Aviation and Telecom: IndiGo, Vodafone Idea, Indus Towers
Kotak Institutional Equities retained its Add rating on InterGlobe Aviation (IndiGo) while marginally trimming the target price to ₹5,300 to reflect revised assumptions on crude oil prices and currency movement. The brokerage highlighted resilient domestic demand and steady international expansion, while flagging regulatory scrutiny as a key risk.
In the telecom space, Citi maintained Buy ratings on both Vodafone Idea and Indus Towers, with target prices of ₹15 and ₹515, respectively. Citi’s positive view is anchored on the potential confirmation of AGR relief, which could materially improve Vodafone Idea’s cash flows and accelerate its planned bank debt raise. For Indus Towers, improved visibility on dues recovery could enable a resumption of dividend payouts.

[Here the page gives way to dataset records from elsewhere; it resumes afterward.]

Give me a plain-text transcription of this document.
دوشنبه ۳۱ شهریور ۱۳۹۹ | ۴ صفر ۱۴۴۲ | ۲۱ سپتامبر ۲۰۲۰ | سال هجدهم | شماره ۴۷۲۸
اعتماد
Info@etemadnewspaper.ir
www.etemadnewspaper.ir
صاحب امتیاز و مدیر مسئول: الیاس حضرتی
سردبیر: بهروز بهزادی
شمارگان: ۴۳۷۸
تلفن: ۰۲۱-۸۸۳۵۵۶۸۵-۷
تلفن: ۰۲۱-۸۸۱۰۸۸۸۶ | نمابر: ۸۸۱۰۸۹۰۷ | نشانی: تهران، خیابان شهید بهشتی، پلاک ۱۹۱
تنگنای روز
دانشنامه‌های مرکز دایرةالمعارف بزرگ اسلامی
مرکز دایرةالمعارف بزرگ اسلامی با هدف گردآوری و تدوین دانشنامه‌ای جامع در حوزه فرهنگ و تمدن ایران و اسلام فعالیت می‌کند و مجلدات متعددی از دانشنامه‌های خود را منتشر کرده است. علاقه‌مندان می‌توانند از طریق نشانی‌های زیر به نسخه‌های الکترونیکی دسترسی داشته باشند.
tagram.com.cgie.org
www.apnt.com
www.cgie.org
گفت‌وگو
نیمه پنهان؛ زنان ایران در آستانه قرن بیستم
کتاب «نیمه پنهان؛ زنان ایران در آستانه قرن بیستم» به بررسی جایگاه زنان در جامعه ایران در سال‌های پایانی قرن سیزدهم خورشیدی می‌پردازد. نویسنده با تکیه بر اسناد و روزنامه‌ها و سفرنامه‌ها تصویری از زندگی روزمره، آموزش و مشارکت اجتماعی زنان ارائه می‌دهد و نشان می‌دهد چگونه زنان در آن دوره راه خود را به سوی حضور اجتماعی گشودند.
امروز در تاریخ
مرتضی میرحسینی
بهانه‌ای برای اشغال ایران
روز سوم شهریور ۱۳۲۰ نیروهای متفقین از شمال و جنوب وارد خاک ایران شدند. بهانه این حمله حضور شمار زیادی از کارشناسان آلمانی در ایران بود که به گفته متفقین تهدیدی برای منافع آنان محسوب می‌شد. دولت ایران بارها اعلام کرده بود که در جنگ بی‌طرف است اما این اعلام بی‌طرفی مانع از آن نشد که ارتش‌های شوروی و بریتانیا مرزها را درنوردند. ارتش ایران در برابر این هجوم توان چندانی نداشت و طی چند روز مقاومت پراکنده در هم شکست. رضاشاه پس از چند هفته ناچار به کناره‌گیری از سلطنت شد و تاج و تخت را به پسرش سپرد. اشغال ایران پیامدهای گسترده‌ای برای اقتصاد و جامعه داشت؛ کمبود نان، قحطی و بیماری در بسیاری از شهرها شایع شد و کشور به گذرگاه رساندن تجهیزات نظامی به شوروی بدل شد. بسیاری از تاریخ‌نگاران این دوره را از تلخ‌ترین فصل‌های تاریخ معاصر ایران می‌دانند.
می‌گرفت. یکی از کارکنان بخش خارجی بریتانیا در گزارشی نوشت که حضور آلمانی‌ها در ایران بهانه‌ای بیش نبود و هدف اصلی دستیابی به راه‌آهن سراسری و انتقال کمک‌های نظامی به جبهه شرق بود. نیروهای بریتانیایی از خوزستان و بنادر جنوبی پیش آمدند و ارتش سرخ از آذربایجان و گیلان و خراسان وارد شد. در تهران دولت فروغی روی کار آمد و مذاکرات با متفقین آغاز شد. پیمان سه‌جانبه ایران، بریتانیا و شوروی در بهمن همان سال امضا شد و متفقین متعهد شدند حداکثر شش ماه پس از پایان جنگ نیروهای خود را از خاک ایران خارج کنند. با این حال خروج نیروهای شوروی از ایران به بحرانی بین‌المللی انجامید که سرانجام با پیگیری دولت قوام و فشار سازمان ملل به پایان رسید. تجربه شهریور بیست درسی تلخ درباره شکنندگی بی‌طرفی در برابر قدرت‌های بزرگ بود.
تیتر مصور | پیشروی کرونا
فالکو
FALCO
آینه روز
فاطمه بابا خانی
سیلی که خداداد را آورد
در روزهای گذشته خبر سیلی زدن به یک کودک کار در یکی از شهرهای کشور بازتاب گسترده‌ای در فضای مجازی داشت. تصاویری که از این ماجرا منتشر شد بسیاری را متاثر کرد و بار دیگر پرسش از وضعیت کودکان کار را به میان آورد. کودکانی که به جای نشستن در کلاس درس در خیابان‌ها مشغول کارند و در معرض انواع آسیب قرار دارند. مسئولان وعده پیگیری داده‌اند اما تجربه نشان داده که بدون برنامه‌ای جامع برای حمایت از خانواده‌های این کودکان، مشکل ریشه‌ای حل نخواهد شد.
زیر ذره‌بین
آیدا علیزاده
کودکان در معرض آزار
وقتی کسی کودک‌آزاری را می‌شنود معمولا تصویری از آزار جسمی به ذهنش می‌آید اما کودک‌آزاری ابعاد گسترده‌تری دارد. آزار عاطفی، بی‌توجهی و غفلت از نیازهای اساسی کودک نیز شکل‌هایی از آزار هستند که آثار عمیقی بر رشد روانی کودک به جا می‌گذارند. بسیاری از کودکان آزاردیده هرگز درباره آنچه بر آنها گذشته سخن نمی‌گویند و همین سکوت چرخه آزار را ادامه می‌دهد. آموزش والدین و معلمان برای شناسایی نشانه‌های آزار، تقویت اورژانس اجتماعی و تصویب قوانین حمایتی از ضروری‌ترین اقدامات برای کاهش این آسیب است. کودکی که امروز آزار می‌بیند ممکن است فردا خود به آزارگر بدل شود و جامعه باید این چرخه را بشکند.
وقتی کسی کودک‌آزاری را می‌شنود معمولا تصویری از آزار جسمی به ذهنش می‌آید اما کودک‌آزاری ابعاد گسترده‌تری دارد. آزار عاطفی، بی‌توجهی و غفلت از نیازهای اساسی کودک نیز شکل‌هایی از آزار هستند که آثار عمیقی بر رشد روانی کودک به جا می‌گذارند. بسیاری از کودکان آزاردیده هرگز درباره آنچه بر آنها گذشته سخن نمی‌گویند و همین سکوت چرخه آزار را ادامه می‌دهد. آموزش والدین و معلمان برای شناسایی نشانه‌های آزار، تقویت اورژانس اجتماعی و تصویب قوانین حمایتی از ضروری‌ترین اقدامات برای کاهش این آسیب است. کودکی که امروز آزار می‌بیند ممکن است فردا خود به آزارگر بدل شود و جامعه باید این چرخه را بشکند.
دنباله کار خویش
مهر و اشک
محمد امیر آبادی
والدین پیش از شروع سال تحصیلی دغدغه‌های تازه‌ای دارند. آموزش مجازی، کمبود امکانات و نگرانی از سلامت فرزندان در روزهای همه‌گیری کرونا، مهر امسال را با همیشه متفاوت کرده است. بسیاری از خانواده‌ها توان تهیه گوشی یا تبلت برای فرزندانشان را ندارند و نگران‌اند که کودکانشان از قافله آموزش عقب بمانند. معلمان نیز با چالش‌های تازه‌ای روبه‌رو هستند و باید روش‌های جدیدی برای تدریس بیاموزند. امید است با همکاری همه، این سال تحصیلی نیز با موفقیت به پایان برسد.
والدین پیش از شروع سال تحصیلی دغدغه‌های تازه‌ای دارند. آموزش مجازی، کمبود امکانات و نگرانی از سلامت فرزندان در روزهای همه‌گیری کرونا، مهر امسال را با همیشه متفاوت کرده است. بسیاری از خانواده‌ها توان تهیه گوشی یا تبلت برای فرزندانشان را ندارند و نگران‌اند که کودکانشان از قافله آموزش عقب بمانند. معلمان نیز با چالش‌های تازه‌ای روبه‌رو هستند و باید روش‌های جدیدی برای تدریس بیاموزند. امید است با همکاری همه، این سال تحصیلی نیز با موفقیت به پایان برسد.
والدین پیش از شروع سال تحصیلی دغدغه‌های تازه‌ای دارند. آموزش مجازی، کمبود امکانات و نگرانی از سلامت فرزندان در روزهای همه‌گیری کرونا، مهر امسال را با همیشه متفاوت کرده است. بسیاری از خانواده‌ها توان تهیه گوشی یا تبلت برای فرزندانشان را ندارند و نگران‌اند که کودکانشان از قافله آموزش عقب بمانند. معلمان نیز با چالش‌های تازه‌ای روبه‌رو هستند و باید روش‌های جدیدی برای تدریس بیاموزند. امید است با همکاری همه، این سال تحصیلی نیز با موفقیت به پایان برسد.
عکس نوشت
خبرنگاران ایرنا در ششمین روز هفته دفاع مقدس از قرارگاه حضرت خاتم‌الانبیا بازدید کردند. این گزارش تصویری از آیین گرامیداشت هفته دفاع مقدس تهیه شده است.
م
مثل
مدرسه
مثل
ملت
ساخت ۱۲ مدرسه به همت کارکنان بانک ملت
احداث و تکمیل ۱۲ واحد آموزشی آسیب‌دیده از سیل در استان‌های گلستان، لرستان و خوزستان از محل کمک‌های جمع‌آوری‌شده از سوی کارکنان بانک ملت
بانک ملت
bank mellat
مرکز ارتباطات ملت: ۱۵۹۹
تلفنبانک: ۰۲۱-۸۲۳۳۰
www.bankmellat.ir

Fintech and Hospitality: Groww, Lemon Tree Hotels
Kotak Securities initiated coverage on Groww with a Buy rating and a target price of ₹190. The brokerage highlighted the platform’s technology-led scale-up, expanding monetisation across broking, margin funding, wealth and consumer credit, and its in-house technology stack as key competitive advantages.
Investec assigned a Buy rating to Lemon Tree Hotels with a target of ₹187, citing the upcoming Fleur demerger as a major value-unlocking catalyst. Post-demerger, the Fleur platform is expected to operate as a zero-debt, asset-light entity with higher growth visibility.
Broader Market Strategy
On the macro front, JPMorgan outlined Nifty targets of 33,000 (bull case), 30,000 (base case) and 24,000 (bear case), projecting around 7% year-on-year earnings growth for Nifty 50 companies.
Goldman Sachs maintained its Overweight stance on India, setting a Nifty target of 29,300 for end-2026. The brokerage expects 2026 to benefit from easier financial conditions, potential tax cuts and a revival in domestic consumption, with preference for financials, mass consumption, defence and energy security themes.